Historically, Pakistan was seen as a major patron of the Taliban while India viewed the group as linked to Pakistan. Since 2021 the Taliban have taken a more cautious, pragmatic approach to New Delhi, which has alarmed some in Pakistan, especially as Islamabad now faces security concerns on both borders.
Some experts say Pakistan’s worries are rooted in longer-term strategic anxieties. Pakistan’s military doctrine and desire for leverage in Afghanistan - often described as seeking “strategic depth” - feed suspicion of any Indian activity in Kabul. Officials in Pakistan have connected violence in provinces bordering Afghanistan to armed groups operating across the border, and Islamabad has increasingly described disparate threats - Baloch separatists, the TTP - as linked to Indian sponsorship. Public proof for these links has not been produced.

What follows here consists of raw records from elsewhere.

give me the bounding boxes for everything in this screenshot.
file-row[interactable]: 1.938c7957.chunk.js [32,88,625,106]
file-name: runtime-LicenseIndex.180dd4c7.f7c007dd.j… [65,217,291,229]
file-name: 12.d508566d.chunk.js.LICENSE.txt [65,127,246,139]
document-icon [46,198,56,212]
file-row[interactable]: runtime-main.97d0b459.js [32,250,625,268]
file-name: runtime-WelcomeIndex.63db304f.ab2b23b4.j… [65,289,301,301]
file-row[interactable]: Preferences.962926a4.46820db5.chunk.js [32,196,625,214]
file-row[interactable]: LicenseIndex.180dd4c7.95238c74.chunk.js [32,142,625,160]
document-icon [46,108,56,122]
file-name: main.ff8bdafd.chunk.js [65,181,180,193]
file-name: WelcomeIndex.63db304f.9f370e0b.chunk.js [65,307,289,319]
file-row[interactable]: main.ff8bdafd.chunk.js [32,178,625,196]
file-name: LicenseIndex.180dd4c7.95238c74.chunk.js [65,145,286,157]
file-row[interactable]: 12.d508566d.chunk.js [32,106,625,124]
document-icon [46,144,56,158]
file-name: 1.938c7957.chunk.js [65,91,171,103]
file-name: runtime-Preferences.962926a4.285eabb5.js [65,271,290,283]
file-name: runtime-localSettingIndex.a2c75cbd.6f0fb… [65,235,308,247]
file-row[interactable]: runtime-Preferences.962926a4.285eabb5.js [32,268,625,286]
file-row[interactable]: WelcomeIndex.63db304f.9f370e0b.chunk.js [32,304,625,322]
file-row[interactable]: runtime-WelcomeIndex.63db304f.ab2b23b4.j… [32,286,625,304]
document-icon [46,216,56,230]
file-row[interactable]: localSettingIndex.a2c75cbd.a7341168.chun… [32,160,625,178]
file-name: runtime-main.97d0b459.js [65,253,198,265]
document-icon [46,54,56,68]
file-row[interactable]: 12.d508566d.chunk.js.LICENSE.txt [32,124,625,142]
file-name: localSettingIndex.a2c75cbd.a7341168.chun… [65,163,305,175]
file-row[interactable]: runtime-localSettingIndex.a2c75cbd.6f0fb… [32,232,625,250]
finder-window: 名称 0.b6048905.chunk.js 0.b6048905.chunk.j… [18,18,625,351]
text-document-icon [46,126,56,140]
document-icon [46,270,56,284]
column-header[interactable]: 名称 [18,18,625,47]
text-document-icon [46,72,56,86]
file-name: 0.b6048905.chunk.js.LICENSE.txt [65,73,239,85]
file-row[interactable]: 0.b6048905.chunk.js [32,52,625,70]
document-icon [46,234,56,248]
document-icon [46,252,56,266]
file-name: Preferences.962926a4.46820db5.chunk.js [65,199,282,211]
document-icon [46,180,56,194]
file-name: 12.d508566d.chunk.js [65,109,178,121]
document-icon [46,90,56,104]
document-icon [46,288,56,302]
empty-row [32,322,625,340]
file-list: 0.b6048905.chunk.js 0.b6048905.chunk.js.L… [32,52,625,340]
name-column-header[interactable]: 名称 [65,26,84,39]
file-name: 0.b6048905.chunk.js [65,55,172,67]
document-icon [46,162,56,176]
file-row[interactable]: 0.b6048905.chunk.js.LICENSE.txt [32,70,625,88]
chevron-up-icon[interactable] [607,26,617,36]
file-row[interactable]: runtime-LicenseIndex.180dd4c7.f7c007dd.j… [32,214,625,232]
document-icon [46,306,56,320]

Observers note Pakistan’s military establishment tends to view Afghanistan through an Indian lens: Afghanistan becomes a bigger concern because of the possibility of Indian influence there. But critics say it’s hard to believe a single cohesive plot in which India and the Taliban unite to back both ideologically aligned groups like the TTP and secular Baloch separatists.
Meanwhile, relations between India and Pakistan remain tense despite a ceasefire earlier this year. Both sides have exchanged warnings and stepped up troop movements and exercises. Pakistani and Afghan negotiators are due to meet again in Istanbul under Qatar and Türkiye’s mediation, yet India’s role in the background continues to be a source of friction.
In the end, some analysts urge Pakistan to treat its bilateral ties with Afghanistan separately from its relationship with other countries. Building direct, stable relations with Kabul, they say, would be healthier than viewing every Afghan move as part of a larger game with New Delhi.
May Allah grant peace and stability to the region and guide leaders toward wise, just solutions. JazakAllahu khairan.